Figure 5.

GRB2 deficient cells have impaired TCR-induced calcium influx and recruitment of PLC-γ1 to the LAT complex. (A) Calcium influx in GRB2 deficient or control HuT78 T cells stimulated with 5 μg/mL soluble anti-CD3. The data is shown as fold increase of average cellular fluorescent intensity over baseline average cellular fluorescent intensity ± SEM of four independent experiments. (B) The phosphorylation of PLC-γ1 in GRB2 deficient or control HuT78 T cells stimulated with 2 μg/mL soluble anti-CD3 was detected by immunoblotting using antibodies against pY783. The levels of phosphorylation of PLC-γ1 was normalized to actin expression and graphed as mean percentage phosphorylation of LUC ± SEM for each time point of four independent experiments. (C) GRB2 deficient or control HuT78 T cells were stimulated as in “(B)” and then the protein levels were detected using antibodies against pY132 LAT and actin.
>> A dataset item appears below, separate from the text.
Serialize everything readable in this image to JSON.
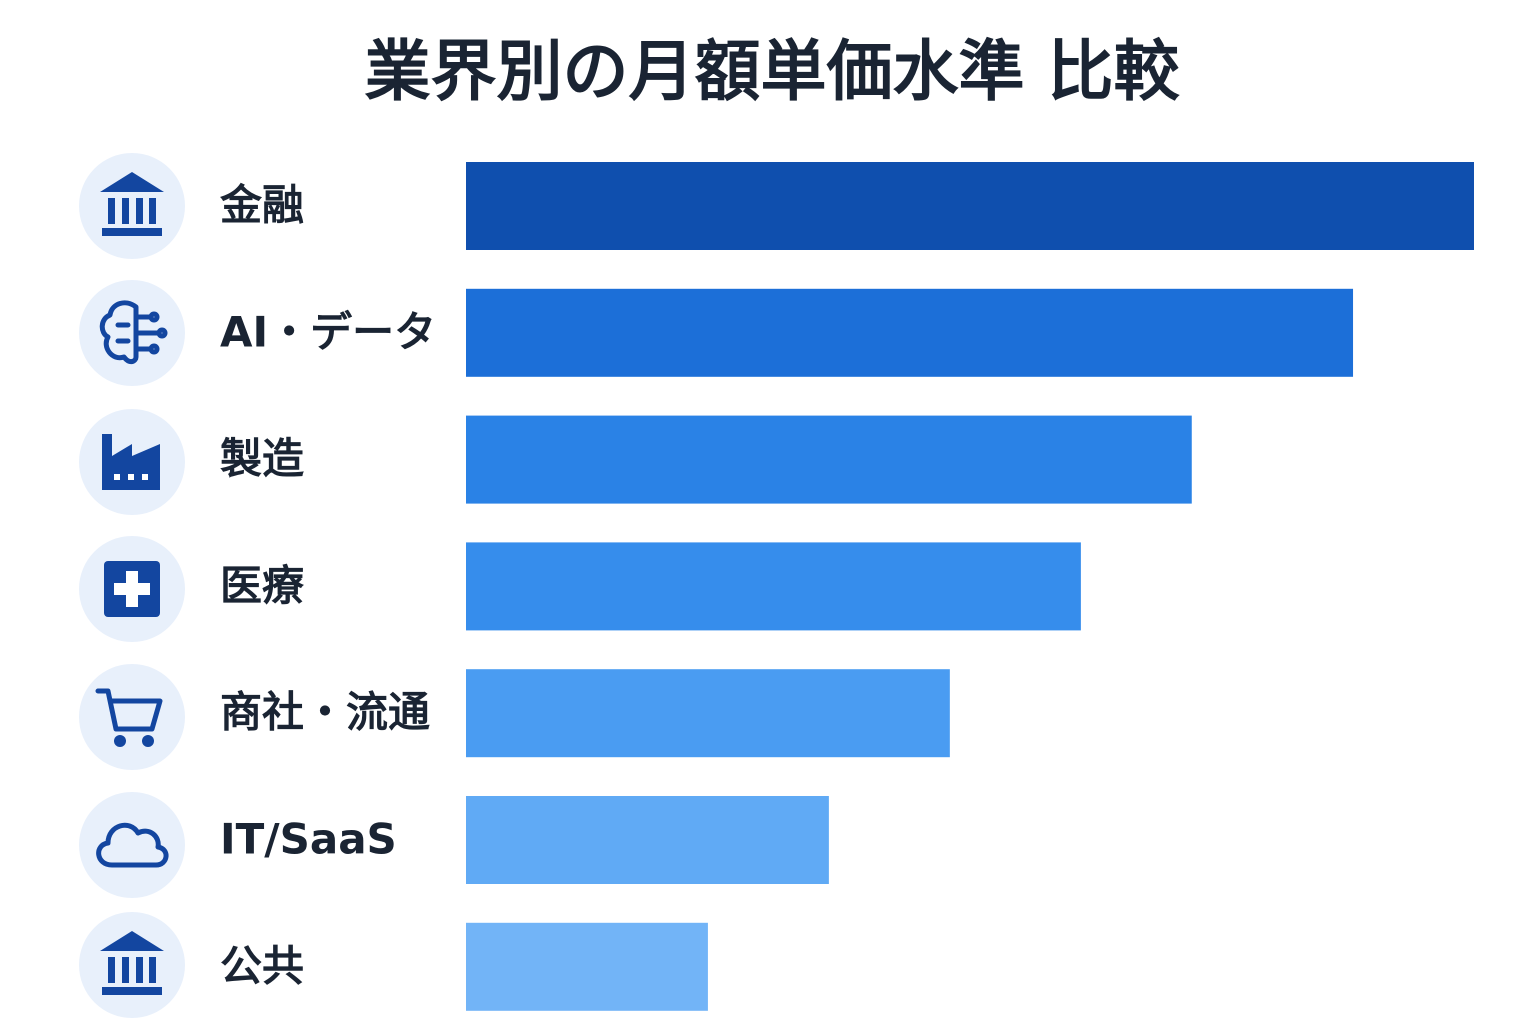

The levels of phosphorylation of Y132 was normalized to actin expression and graphed as mean percentage phosphorylation of LUC ± SEM of four replicates. (D) PLC-γ1 was immunoprecipitated from HuT78 T cells stimulated with 2 μg/mL soluble anti-CD3 for 2 min with anti-PLC-γ1 or no antibody control (2M) and the phosphorylation or binding of specific proteins was assessed by immunoblotting. Data shown is representative of four independent experiments.